I discovered newspaper diversity & was tagged ‘Womb Googler’

By Don Rush
By Don Rush

Because I am ever Donny on The Spot, in front of new trends and breaking news and since last week was National Newspaper Week (ahem), I thought I should bring up the rear with some titillating insights and spot-on commentary (if I do says so myself, and I do I am on-fleek).
On weekends I like to buy both the Saturday editions of The Detroit News and The Detroit Free Press. I find it enjoyable to belly up to a counter, order a pop (Coke or Pepsi whatever is served), eat a hamburger and read the papers. I wasn’t sure why I enjoyed reading newspapers — or never put any energy into pondering why I enjoy reading newspapers. But, this past Saturday, a bell went off between my ears.

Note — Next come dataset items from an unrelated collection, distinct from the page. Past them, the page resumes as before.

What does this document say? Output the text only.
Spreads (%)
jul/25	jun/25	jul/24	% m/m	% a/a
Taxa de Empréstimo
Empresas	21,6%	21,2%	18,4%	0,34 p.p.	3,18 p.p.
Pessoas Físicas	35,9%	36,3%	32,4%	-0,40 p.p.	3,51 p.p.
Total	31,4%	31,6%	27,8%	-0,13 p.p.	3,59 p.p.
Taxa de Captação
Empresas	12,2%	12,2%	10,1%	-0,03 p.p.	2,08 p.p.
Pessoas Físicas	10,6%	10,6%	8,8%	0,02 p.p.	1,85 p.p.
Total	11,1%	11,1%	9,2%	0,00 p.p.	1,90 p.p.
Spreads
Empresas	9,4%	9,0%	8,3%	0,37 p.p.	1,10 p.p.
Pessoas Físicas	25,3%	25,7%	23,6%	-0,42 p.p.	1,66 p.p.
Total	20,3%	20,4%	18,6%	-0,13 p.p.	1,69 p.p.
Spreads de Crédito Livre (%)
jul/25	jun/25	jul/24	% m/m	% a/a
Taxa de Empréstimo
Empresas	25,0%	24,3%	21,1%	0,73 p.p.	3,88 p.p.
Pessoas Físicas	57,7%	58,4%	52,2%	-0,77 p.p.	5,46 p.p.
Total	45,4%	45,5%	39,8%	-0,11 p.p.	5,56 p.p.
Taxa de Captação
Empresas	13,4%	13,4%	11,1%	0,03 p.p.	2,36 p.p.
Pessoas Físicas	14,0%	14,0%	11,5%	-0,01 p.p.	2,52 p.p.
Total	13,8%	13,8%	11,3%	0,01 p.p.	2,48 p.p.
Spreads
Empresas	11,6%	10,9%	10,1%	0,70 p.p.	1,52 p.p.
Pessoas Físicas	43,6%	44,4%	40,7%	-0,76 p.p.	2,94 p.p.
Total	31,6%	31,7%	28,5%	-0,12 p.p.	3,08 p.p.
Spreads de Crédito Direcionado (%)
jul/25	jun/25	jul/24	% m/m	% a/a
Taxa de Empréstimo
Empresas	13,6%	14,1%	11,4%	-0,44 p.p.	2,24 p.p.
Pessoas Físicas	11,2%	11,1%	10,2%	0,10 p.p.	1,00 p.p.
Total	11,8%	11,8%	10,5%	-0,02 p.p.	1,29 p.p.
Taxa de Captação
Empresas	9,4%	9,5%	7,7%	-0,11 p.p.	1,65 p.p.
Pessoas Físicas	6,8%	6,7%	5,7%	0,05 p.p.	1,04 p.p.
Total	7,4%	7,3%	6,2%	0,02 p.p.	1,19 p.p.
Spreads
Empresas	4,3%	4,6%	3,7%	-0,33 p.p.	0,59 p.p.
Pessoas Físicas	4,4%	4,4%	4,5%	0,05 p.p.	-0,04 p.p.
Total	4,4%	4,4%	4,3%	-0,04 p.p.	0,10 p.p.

Harmonic angels flittered about me as fireworks exploded somewhere in the distance.
In an inky glory, it came to me!
I read the front page of The News, about Hurricane Matthew, about Trump’s vulgar remarks, fall color tours . . . but it wasn’t until I read the inside pages of the A Section, that ideas formed, and dots started to connect themselves. I read of the two 18-year-old girls who were being jailed with $10,000 bond because they donned clown masked, jumped out of a car screaming and chasing two 14-year-old girls. Roseville cop’pers called the clown-faced lasses “morons” and “idiots.”
I read about former pro-boxer Oscar De La Hoya reading his book to a bunch of students in Detroit; about seven fired teachers awarded $106,000 for being wrongfully terminated; about scientists x-raying the limbs of a T-rex to see how those dinosaurs used their forelimbs.
I read and thought interesting a story with this headline, “More in U.S. were in search for work” and this subhead, “Sept. jobs report from gov’t pains picture of resilient economy.” What I thought was interesting, is how both the Republican and Democrat running for United States President, played up the report. The same report was awesome to one candidate and showed how bad things were to the other.
Without thinking, I whipped out my handy-dandy ink pen and started marking up the newspaper and writing notes. I put a box around the lead paragraph on this story, “Sanders and Morley Candy makers are closing their Birmingham Sanders store because of a lack of nearby parking, among other concerns. . .” Wrote I in the margin, “Clarkston? How many businesses will be forced to close because city refused to believe there was a parking issue in town?”
This headline caught my eye, “Ford touts a driverless sea change.” The story went on about new Federal guidelines for driverless cars and how Ford says, “it will have a fully driverless care by 2021.”
A new trend I read about caused me to write “NO!” across the headline, “Asian animal cafes are a bit wild . . . Cafe customers sip lattes while petting snakes and raccoons.” Why my “no”, read on: “ . . . visitors pay about $11 for a cup of coffee and a reptile to wind around their arm; a plate of curry bread snacks or a really big snake costs extra . . .”
But the story that really caused my pen to go wild on the newsprint and my imagination to spark was this, “Boy born in uterus passed from mother to daughter thriving.” What? Science is awesome. Science is not science fiction anymore as illustrated by this story of a Swedish family. The uterus from a woman was transplanted in her daughter, who then was able to conceive a baby — who is now two years old. Amazing!
And, it caused me to think and blurt out loud to a waitress passing by, “I would have never have read about this story reading news on-line. My days of googling wombs is over.” This of course caused the young lady’s eye brows to arch in confusion. With a figurative intellectual backstroke maneuver, I explained the gist of the story, adding, “When I was a younger man, and helping making babies I tried to learn as much as I could about a woman’s body and the babies and womb . . .”
I think it was a futile effort and just like Donald Trump, I should learn to keep my mouth closed. “Whenever I see your face,” the waitress said, “you will now be ‘The Womb Googler.’”
So, I got that going for me.
The whole point of this column is this: In today’s society, with gobs and gobs of information and news available to us via the internet, I think we are becoming intellectually un-diverse and vanilla.
Our internet newsfeeds are set to just the things we are interested in — we only read one-sided information, the side we like. We are not as well-rounded as we pretend to be.
What I stumble across while reading a newspaper, in print with a finite amount of space, are stories I would not normally lookup on my own. And, by reading these other stories, my mind is expanded and my curiosity grows. Reading all sorts of stuff adds complexity, color and texture to our lives.
So, don’t be intellectually lazy. Read newspapers!

2 Responses to "I discovered newspaper diversity & was tagged ‘Womb Googler’"

  1. Maureen   October 12, 2016 at 8:58 am

    Great story! So you….and so true!

    Reply
  2. Donna Weber   October 12, 2017 at 9:22 am

    Great story! Read 3 papers on Sunday morning with my coffee!